Recently, Green had been sketching designs for an off-the-grid cabin he planned to build in Hawaii, where he was born while his father was in the Army. In true mossback fashion, he bought a plot of land on a particularly damp section of the island because he loved the rain.

"When he was going through chemo, he was super, super positive," Adam says. "Obviously, we thought that he was going to be fine, including him, so he had all these goals he wanted to do. He got kind of a second wind in life. He wanted to do all this traveling. He kept talking about how he could feel the breeze of Hawaii on his face. He wanted to go back there really, really bad, he couldn't wait."

To celebrate his birthday this weekend, Green's family planned a trip to Hawaii to scatter his ashes. There's also been talk of a Seattle memorial concert, maybe later this spring.

Port Townsend's embrace

For years, Green had made his home in Port Townsend, a town that Namatame says truly embraced her son. Green, who was "kind of a woodsy guy" and not one for rock star indulgences, was a natural fit in the Olympic Peninsula outpost that boasts a vibrant artist community and offered a slower pace of life when he hopped off the tour bus. "I heard that now when they see somebody driving his pickup through town that they cry," says Namatame, growing emotional, "because he was pretty special."

It was there Green started a family of his own with his wife, Lauren, and their 6-year-old son, Wilder, who already owns more drum machines and audio samplers than most adults, Namatame says. "He told us all that someday he's going to be like his dad and play the drums, so we'll see."
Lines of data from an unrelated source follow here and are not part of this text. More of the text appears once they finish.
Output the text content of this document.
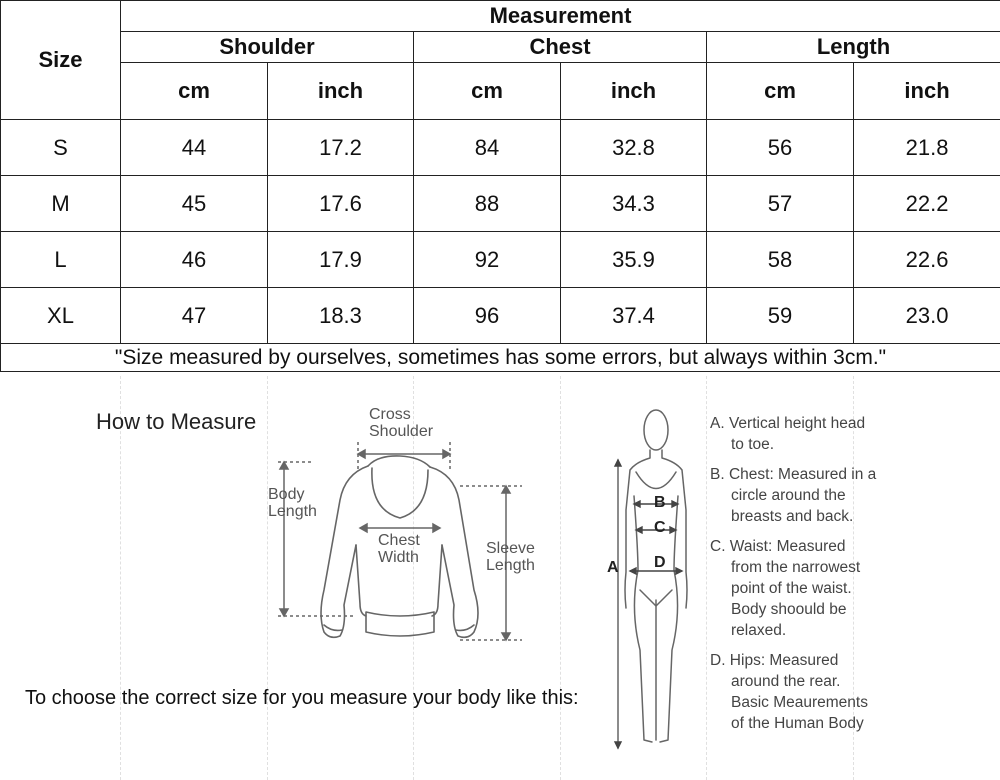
Size	Measurement					
	Shoulder		Chest		Length	
	cm	inch	cm	inch	cm	inch
S	44	17.2	84	32.8	56	21.8
M	45	17.6	88	34.3	57	22.2
L	46	17.9	92	35.9	58	22.6
XL	47	18.3	96	37.4	59	23.0
"Size measured by ourselves, sometimes has some errors, but always within 3cm."						
How to Measure	Cross
Shoulder
Body
Length
Chest
Width
Sleeve
Length	A
B
C
D
A. Vertical height head
to toe.
B. Chest: Measured in a
circle around the
breasts and back.
C. Waist: Measured
from the narrowest
point of the waist.
Body shoould be
relaxed.
D. Hips: Measured
around the rear.
Basic Meaurements
of the Human Body
To choose the correct size for you measure your body like this:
Green and Modest Mouse helped lay the foundation for Port Townsend's now-annual THING festival at Fort Worden Historical State Park, where Green used to spend time with his son. Even before the PNW indie rock pillars returned to headline the festival last August, shortly before Green's diagnosis, Modest Mouse played a pair of 2018 shows there, which for the Seattle Theatre Group, served as a test run for the boutique fest it launched the following year.
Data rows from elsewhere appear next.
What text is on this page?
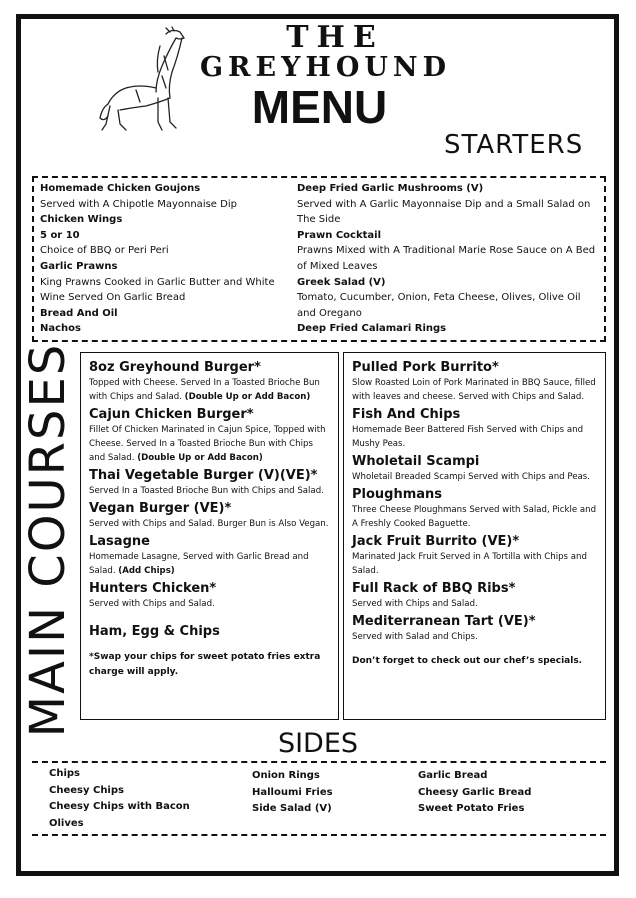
THE
GREYHOUND
MENU
STARTERS
Homemade Chicken Goujons
Served with A Chipotle Mayonnaise Dip
Chicken Wings
5 or 10
Choice of BBQ or Peri Peri
Garlic Prawns
King Prawns Cooked in Garlic Butter and White Wine Served On Garlic Bread
Bread And Oil
Nachos
Deep Fried Garlic Mushrooms (V)
Served with A Garlic Mayonnaise Dip and a Small Salad on The Side
Prawn Cocktail
Prawns Mixed with A Traditional Marie Rose Sauce on A Bed of Mixed Leaves
Greek Salad (V)
Tomato, Cucumber, Onion, Feta Cheese, Olives, Olive Oil and Oregano
Deep Fried Calamari Rings
MAIN COURSES 8oz Greyhound Burger*
Topped with Cheese. Served In a Toasted Brioche Bun with Chips and Salad. (Double Up or Add Bacon)
Cajun Chicken Burger*
Fillet Of Chicken Marinated in Cajun Spice, Topped with Cheese. Served In a Toasted Brioche Bun with Chips and Salad. (Double Up or Add Bacon)
Thai Vegetable Burger (V)(VE)*
Served In a Toasted Brioche Bun with Chips and Salad.
Vegan Burger (VE)*
Served with Chips and Salad. Burger Bun is Also Vegan.
Lasagne
Homemade Lasagne, Served with Garlic Bread and Salad. (Add Chips)
Hunters Chicken*
Served with Chips and Salad.
Ham, Egg & Chips
*Swap your chips for sweet potato fries extra charge will apply.
Pulled Pork Burrito*
Slow Roasted Loin of Pork Marinated in BBQ Sauce, filled with leaves and cheese. Served with Chips and Salad.
Fish And Chips
Homemade Beer Battered Fish Served with Chips and Mushy Peas.
Wholetail Scampi
Wholetail Breaded Scampi Served with Chips and Peas.
Ploughmans
Three Cheese Ploughmans Served with Salad, Pickle and A Freshly Cooked Baguette.
Jack Fruit Burrito (VE)*
Marinated Jack Fruit Served in A Tortilla with Chips and Salad.
Full Rack of BBQ Ribs*
Served with Chips and Salad.
Mediterranean Tart (VE)*
Served with Salad and Chips.
Don’t forget to check out our chef’s specials.
SIDES
Chips
Cheesy Chips
Cheesy Chips with Bacon
Olives
Onion Rings
Halloumi Fries
Side Salad (V)
Garlic Bread
Cheesy Garlic Bread
Sweet Potato Fries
Evidently, Green had also discussed wanting to do a festival on the same grounds or making those Modest Mouse gigs a regular summer occurrence, and he especially enjoyed playing in his backyard. "I think he felt like it was his vision and someone else made it a reality, so I think he felt personally attached to playing them," Brock says.

'One foot in front of the next'

After Green left the Modest Mouse tour last December, the band continued the run with drum tech Damon Cox on what was supposed to be a temporary fill-in basis. Modest Mouse is scheduled to play its first shows since Green's death later this month when the Lollapalooza festival heads to South America.
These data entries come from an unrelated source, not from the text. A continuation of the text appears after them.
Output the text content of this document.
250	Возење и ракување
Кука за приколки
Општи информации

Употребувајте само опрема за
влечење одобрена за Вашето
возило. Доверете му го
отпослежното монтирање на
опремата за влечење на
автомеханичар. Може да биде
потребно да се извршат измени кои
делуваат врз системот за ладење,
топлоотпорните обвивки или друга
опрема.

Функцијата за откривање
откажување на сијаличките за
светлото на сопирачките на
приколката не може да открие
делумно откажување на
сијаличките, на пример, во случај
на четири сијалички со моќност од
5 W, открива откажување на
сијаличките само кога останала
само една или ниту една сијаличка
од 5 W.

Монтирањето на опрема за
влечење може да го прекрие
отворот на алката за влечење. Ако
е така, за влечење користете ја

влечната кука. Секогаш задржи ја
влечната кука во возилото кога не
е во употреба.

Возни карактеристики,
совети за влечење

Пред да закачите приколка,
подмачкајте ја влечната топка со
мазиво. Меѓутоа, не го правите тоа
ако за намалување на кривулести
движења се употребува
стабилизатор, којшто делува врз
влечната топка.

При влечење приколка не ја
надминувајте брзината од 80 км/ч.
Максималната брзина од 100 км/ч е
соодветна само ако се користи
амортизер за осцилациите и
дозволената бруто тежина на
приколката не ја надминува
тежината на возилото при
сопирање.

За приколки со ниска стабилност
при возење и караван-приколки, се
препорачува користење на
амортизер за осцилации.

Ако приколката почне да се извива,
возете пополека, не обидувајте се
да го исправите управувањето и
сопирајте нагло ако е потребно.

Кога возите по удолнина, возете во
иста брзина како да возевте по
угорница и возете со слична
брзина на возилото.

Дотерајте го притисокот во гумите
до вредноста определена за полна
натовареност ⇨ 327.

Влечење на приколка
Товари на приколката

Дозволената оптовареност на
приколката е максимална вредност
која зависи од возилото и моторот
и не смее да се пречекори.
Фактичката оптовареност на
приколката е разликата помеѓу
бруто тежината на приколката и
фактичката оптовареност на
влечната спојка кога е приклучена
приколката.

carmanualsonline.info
For now, Brock's taking a "one foot in front of the next" approach, still unsure how it will feel to lead the band into its next chapter without his childhood friend in the bunk across the tour bus aisle. "I imagine there's going to be a ghost in the house for quite a while," Brock says. "Not literally, but psychologically, we'll be looking at this through his lens on some level."

With Green's passing, Brock lost more than a "brother" and a creative partner of more than 30 years.

"I don't plan on speaking at his memorial," Brock said days before the February gathering. "I figure I'll just say this now." Brock went on to describe a "shared memory" he and Jeremiah had developed among their circle of friends. "We could tell each other stories about things that had happened in both of our lives and only one of us could remember. ... Sam Jayne, he remembered aspects of me and him and Jeremiah's life that lived only with him and when that was gone, that was gone. Jeremiah remembered parts of my life that I don't actually have the memory of, and so that's gone.

"That continues through the entire system, the entire web of friends and the plus side to that [expletive] is this: All that stuff that Jeremiah didn't remember himself about his own life lives inside me, lives inside all the people that were around him. Those moments that you don't remember that other people do, you get to keep living in them. And that's the trick. That's it."